The new visual style is reminiscent of more than just sci-fi flicks though. The tech adopted by Advanced Warfare actually felt like a throwback to Visceral's horror shooter Dead Space, a connection that might seem far-fetched until you realize Sledgehammer co-founders Michael Condrey and Glen Schofield actually worked on Dead Space together while still at EA. Funny how that works.
The Exo suits in particular bring to mind Isaac's iconic attire, but the most apparent similarity (or inspiration) might be the minimalist display, one that's been trimmed down to show only the most essential info. Without the distractions of a cluttered HUD, the player can feel more immersed in whatever they happen to be experiencing.
Not that Call of Duty: Advanced Warfare separates itself from recent predecessors. The game remains distinctly Call of Duty, in the pacing and linearity of the missions we've seen. Behind closed doors, we saw two such missions not shown during the public Xbox conference. They served as contrasts, with one being driven by action and the other by stealth, but did an excellent job of demonstrating how these sci-fi tools of the trade can aid the player in two different situations.
The futuristic elements are incredibly prevalent throughout. A new type of grenade that was used frequently during the demos triggered a digital overlay to reveal hidden enemies (like a thermal detector). Holographic projections are everywhere, and drones of all sizes occupy the world, mostly trying to kill you. Fortunately, no one in Call of Duty ever goes wanting, and you'll be given plenty of tools for taking out the opposition. One of my personal favorites is the new mute charge, a mine that cancels out the noise in a small radius when triggered, allowing for some crazy stealth kills in bullet time. What? It's not Call of Duty without bullet time.

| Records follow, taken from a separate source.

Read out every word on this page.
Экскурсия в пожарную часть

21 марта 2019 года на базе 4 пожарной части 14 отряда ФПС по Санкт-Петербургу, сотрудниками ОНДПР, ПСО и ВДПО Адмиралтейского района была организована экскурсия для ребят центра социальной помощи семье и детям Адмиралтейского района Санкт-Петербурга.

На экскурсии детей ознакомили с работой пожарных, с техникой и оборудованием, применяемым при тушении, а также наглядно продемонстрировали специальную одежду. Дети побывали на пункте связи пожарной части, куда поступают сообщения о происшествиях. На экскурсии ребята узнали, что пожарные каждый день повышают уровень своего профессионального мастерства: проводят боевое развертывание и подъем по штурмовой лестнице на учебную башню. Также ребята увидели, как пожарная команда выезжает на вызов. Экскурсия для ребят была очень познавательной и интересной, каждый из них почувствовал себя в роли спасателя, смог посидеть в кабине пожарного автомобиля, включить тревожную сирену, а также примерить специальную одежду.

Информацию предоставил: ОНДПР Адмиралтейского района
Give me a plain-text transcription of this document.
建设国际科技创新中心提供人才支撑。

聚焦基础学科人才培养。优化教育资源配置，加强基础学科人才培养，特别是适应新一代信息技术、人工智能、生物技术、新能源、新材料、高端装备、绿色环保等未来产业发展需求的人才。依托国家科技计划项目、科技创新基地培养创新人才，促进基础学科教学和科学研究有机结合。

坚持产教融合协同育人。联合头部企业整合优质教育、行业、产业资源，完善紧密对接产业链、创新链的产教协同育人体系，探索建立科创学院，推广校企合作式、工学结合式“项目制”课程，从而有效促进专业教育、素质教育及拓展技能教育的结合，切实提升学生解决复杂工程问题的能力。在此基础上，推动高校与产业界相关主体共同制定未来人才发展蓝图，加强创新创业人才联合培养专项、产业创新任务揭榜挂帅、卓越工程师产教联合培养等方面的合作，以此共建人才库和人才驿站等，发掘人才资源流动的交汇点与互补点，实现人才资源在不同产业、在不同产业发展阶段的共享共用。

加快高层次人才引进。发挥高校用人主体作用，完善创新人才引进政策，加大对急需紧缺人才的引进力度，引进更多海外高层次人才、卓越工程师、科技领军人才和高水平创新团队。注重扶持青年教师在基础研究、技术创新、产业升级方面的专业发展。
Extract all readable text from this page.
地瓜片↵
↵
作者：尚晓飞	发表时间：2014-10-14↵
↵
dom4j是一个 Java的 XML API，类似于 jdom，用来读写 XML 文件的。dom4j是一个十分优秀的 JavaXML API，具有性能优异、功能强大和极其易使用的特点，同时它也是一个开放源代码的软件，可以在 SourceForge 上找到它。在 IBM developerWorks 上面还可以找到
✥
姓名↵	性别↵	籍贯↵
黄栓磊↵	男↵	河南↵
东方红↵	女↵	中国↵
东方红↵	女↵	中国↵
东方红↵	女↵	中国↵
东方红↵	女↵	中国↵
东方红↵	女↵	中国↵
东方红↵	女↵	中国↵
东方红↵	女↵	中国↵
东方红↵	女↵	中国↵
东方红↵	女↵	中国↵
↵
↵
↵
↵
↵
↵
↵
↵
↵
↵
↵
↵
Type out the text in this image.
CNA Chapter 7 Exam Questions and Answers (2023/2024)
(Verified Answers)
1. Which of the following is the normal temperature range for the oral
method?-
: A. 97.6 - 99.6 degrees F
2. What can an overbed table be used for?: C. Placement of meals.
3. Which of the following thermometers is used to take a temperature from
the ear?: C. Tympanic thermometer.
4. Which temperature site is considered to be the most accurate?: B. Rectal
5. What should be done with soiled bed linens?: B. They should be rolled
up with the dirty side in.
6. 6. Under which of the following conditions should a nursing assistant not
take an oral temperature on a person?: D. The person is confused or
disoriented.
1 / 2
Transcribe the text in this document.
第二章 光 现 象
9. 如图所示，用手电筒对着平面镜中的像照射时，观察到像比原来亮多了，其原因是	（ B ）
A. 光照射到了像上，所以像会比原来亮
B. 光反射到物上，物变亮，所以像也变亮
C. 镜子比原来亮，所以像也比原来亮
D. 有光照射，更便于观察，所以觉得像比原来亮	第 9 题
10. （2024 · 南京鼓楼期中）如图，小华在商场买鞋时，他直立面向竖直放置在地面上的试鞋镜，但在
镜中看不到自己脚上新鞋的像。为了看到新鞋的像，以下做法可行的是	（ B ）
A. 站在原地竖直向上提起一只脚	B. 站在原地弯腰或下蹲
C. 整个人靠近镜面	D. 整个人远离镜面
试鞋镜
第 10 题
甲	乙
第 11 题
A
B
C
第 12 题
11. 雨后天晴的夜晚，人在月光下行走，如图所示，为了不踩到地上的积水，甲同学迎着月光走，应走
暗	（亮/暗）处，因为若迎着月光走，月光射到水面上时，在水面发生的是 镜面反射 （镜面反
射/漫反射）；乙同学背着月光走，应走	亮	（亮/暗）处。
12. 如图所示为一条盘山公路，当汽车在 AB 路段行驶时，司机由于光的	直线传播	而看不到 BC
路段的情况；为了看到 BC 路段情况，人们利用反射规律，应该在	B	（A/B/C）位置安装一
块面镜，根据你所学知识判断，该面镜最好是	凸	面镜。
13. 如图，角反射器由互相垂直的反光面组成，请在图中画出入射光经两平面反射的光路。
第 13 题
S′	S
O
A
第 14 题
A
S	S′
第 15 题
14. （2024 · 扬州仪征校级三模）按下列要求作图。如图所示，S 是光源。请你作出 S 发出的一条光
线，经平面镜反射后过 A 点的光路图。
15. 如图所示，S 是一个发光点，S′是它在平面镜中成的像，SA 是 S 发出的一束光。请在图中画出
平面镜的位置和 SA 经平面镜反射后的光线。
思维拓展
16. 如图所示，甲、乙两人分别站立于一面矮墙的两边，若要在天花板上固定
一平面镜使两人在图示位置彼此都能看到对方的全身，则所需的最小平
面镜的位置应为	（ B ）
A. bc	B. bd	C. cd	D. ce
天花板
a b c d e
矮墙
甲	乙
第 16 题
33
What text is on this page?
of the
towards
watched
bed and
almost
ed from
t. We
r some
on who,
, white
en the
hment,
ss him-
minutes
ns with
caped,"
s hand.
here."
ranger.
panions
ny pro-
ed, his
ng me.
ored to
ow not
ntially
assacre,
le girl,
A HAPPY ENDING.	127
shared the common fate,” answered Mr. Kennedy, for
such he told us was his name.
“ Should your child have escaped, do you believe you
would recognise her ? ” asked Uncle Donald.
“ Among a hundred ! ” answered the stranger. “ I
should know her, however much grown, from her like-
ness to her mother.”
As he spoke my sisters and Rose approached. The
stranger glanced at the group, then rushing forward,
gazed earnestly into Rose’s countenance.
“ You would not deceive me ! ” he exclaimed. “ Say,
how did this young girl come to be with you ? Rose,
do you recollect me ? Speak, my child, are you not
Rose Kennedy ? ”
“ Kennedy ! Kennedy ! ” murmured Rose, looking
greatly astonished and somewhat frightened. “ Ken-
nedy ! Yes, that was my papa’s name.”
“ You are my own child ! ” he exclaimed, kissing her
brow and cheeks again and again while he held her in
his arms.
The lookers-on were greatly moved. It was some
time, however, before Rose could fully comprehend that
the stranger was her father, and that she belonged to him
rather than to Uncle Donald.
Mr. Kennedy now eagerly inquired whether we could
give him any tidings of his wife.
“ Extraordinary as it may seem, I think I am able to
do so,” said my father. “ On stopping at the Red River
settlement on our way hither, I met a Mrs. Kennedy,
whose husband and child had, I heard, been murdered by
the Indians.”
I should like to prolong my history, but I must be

So yes, stealth is kind of a thing now, and we observed a mission that sent the protagonists into the deep woods of Bulgaria that utilized the new cloaking feature. Here, the enemy forces were too numerous and entrenched to be directly confronted, so the player character (Mitchell) and an NPC ally had to sneak their way through enemy lines, sometimes stopping for a knife kill. Cloaking allows you to go full-on stealth but only lasts so long before cooldown, and certain enemy drone units called Seekers can actually detect thermal heat signatures. Better think twice before going Rambo. Intimidating units like walking armor suits similar to the Ubersoldat from Wolfenstein.
Vehicles are another big thing now, and if you're at all familiar with how moving objects are typically treated in Call of Duty games, then you'll understand the significance here. Rather than being more fodder to be blown up, vehicles in Advanced Warfare actually play a more integral role in combat, mainly as sources of cover in firefights. Thanks to the Exo suits, soldiers can actually rip car doors free and use them as temporary yet mobile shields. The ridiculously well-armed hover (Walking?) tanks can also be controlled, and the end of that stealth mission I mentioned actually involves piloting one of these juggernauts. Seriously, it fires missiles and EMP shots in addition to the anti-infantry cannon. Welcome to Call of Duty: Advanced Warfare, people.
Most of what we've been able to see at E3 this year involves the campaign, but Call of Duty just wouldn't be the same or nearly as popular without its multiplayer. Hard to imagine at this point just how all this new tech will affect the dynamic there. Just imagine cloaked players running around a map, mute charges going off and grenades flushing everyone out of cover.
Call of Duty: Advanced Warfare will be out for Xbox One, Xbox 360, PS3, PS4 and PC on November 4, 2014.